Lucy Sierra’s set, expertly lit by Andrew Caddies, was a dream to behold. Textured walls, secret cubby holes, and Rapunzel’s tower, concealed by netted leaves, all contributed to the atmosphere of discovery, excitement, and subtle darkness, which the story handles bravely. Simon Wells’ costumes were striking, novel and wonderfully varied. This production created so many exquisite pictures: perfectly-timed spotlights during songs; flying lanterns, to which the little boy next to me said ‘wow!’ under his breath; moving seamlessly between small groups of performers to a stage full to the brim; chaotic, but with intention, and always artful. At one moment, Rapunzel’s mesmerising theme, the most memorable of all the music, ‘Sweet the Dream’, washed over the auditorium, and her shape was visible in the tower, lit up behind the leaves. I was immersed in the magical world which Chickenshed concocted.
Lou Stein’s script weaves in and out of sprightly and lilting rhyming verse. The lyrics, which he wrote alongside composer Dave Carey, are occasionally excessive, and the jokes can be a little too knowing. Gemilla Shamruk had magnetic stage presence, though her sexy song was a little jarring, and somewhat disrupted the tone of her evil. But mostly, it was very refreshing to have the content of a traditional story challenged, to include far-reaching references outside of its world, and keep audiences on their toes. Rapunzel is consistently well-paced, and it navigates the line between what is real and what imaginary skilfully, originally and to spine-tingling effect, such that I was left believing in both worlds equally.

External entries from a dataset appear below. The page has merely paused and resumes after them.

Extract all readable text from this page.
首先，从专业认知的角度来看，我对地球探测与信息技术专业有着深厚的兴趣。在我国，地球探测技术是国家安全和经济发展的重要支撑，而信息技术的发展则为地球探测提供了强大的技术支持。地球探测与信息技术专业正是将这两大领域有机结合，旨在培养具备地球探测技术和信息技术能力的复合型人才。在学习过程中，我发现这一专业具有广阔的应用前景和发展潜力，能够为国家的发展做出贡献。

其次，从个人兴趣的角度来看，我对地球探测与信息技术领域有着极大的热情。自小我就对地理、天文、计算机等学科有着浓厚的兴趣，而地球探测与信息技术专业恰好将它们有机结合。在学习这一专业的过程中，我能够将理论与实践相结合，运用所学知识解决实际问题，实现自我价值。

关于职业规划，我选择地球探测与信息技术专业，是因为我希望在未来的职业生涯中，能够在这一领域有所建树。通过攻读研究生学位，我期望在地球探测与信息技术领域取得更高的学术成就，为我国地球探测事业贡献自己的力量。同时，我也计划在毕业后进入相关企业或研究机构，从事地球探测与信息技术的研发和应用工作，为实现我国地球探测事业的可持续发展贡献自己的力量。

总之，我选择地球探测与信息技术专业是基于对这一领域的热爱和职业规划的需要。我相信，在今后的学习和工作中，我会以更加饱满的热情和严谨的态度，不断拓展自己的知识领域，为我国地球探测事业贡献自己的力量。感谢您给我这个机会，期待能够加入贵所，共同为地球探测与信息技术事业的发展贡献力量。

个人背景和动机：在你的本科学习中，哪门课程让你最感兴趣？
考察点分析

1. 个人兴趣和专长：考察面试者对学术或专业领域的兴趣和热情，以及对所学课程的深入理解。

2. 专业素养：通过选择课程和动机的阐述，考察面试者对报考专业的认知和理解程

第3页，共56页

To mention the performances I was impressed by would entail listing all the names in the programme; but I particularly enjoyed Will Lawrence and Nathaniel Leigertwood’s tricksy and witty double-act; and Loren Jacobs and Belinda McGuirk’s mythical dryads and their counterparts, who sustained their eerie stature throughout, whilst taking turns to sign the show. Chickenshed created an equal stage for everyone who was on it, and for audiences alike. Though individuals shone, the fabric of the show is woven by the miraculous thing which happens when people of all shapes, sizes and forms of expression come together to make something they believe in.
The electrifying, flawless live band elevated Rapunzel yet further, and Dave Carey’s fantastic orchestration was eclectic and exciting. The audience were riveted and attention never lulled. I am still flicking through the very well assembled programme. Go and see Rapunzel today, and discover ‘what you are made of, and what you can be’!